Discovery of Marine Highly Congested Polycyclic Isodhilarane-Type Meroterpenoids as Potential Leads for Treating Liver Fibrosis by Activating the HSF1/AMPK Metabolic Axis

Isodhilarane-type meroterpenoids are a small group of meroterpenoids with highly congested polycyclic skeletons and a wide range of biological activities. However, its antiliver fibrosis actions are rarely reported. Presently, a total of 28 isodhilarane-type meroterpenoids, including nine new ones, were identified based on NMR-guided isolation. By cell-based high-throughput screening, compound 11 (6/7/6/5/6/5 ring system) was demonstrated as the most promising candidate, showing significant antiliver fibrosis activity (IC50 = 0.7 μM) and favorable metabolic stability. Mechanistic studies revealed that 11 significantly inhibits TGF-β1/Smad signaling-mediated fibrogenesis and cell proliferation in activated hepatic stellate cells via activating the central HSF1/AMPK metabolic axis, being more potent than the positive control pirfenidone. Correspondingly, 11 significantly ameliorates liver injury and liver fibrosis in CCl4-treated fibrotic mice. Our findings revealed that isodhilarane-type meroterpenoids represent a novel privileged scaffold with antifibrotic properties, also highlighting compound 11 as a promising candidate for the treatment of liver fibrosis.

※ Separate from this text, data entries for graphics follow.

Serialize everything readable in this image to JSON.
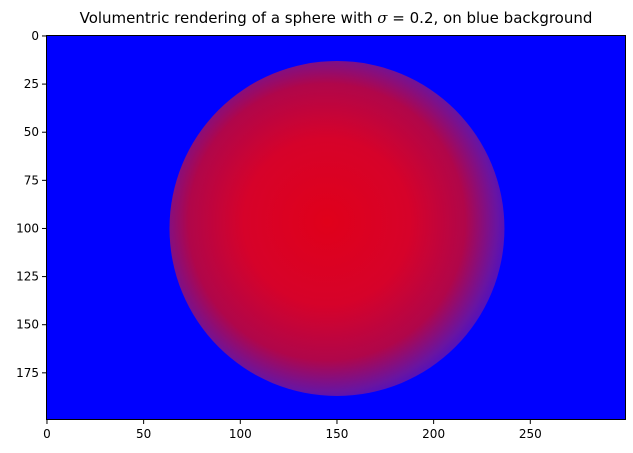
{
  "figure": {
    "title_prefix": "Volumentric rendering of a sphere with ",
    "title_symbol": "σ",
    "title_suffix": " = 0.2, on blue background",
    "background_color": "#0000ff",
    "sphere_center_color": "#e0001a",
    "sphere_edge_color": "#5a1ab8"
  },
  "image_axes": {
    "x_ticks": [
      "0",
      "50",
      "100",
      "150",
      "200",
      "250"
    ],
    "x_tick_values": [
      0,
      50,
      100,
      150,
      200,
      250
    ],
    "y_ticks": [
      "0",
      "25",
      "50",
      "75",
      "100",
      "125",
      "150",
      "175"
    ],
    "y_tick_values": [
      0,
      25,
      50,
      75,
      100,
      125,
      150,
      175
    ],
    "x_extent": [
      0,
      300
    ],
    "y_extent": [
      0,
      200
    ],
    "sphere_center": [
      150,
      100
    ],
    "sphere_radius": 87
  }
}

异索地罗拉烷型杂萜（isodhilarane-type meroterpenoids）是一类结构高度拥挤的多环骨架杂萜，成员数量稀少且具备广泛的生物活性。然而，其抗肝纤维化作用鲜有报道。本研究依托核磁共振引导的分离（NMR-guided isolation）策略，共鉴定得到28个异索地罗拉烷型杂萜，其中包含9个新化合物。通过基于细胞的高通量筛选（cell-based high-throughput screening），化合物11（具有6/7/6/5/6/5环系）被证实为最具潜力的候选化合物，其抗肝纤维化活性显著（半数抑制浓度IC50=0.7 μM）且代谢稳定性优良。机制研究显示，化合物11可通过激活核心的热休克因子1（HSF1）/腺苷酸活化蛋白激酶（AMPK）代谢轴，显著抑制活化肝星状细胞（hepatic stellate cells）中转化生长因子β1（TGF-β1）/Smad信号通路介导的纤维化进程与细胞增殖，其活性优于阳性对照吡非尼酮（pirfenidone）。相应地，在四氯化碳（CCl4）诱导的肝纤维化小鼠模型中，化合物11可显著改善肝损伤与肝纤维化状况。本研究结果揭示，异索地罗拉烷型杂萜是一类具备抗纤维化特性的新型优势骨架（privileged scaffold），同时凸显化合物11作为治疗肝纤维化的潜在候选药物的开发前景。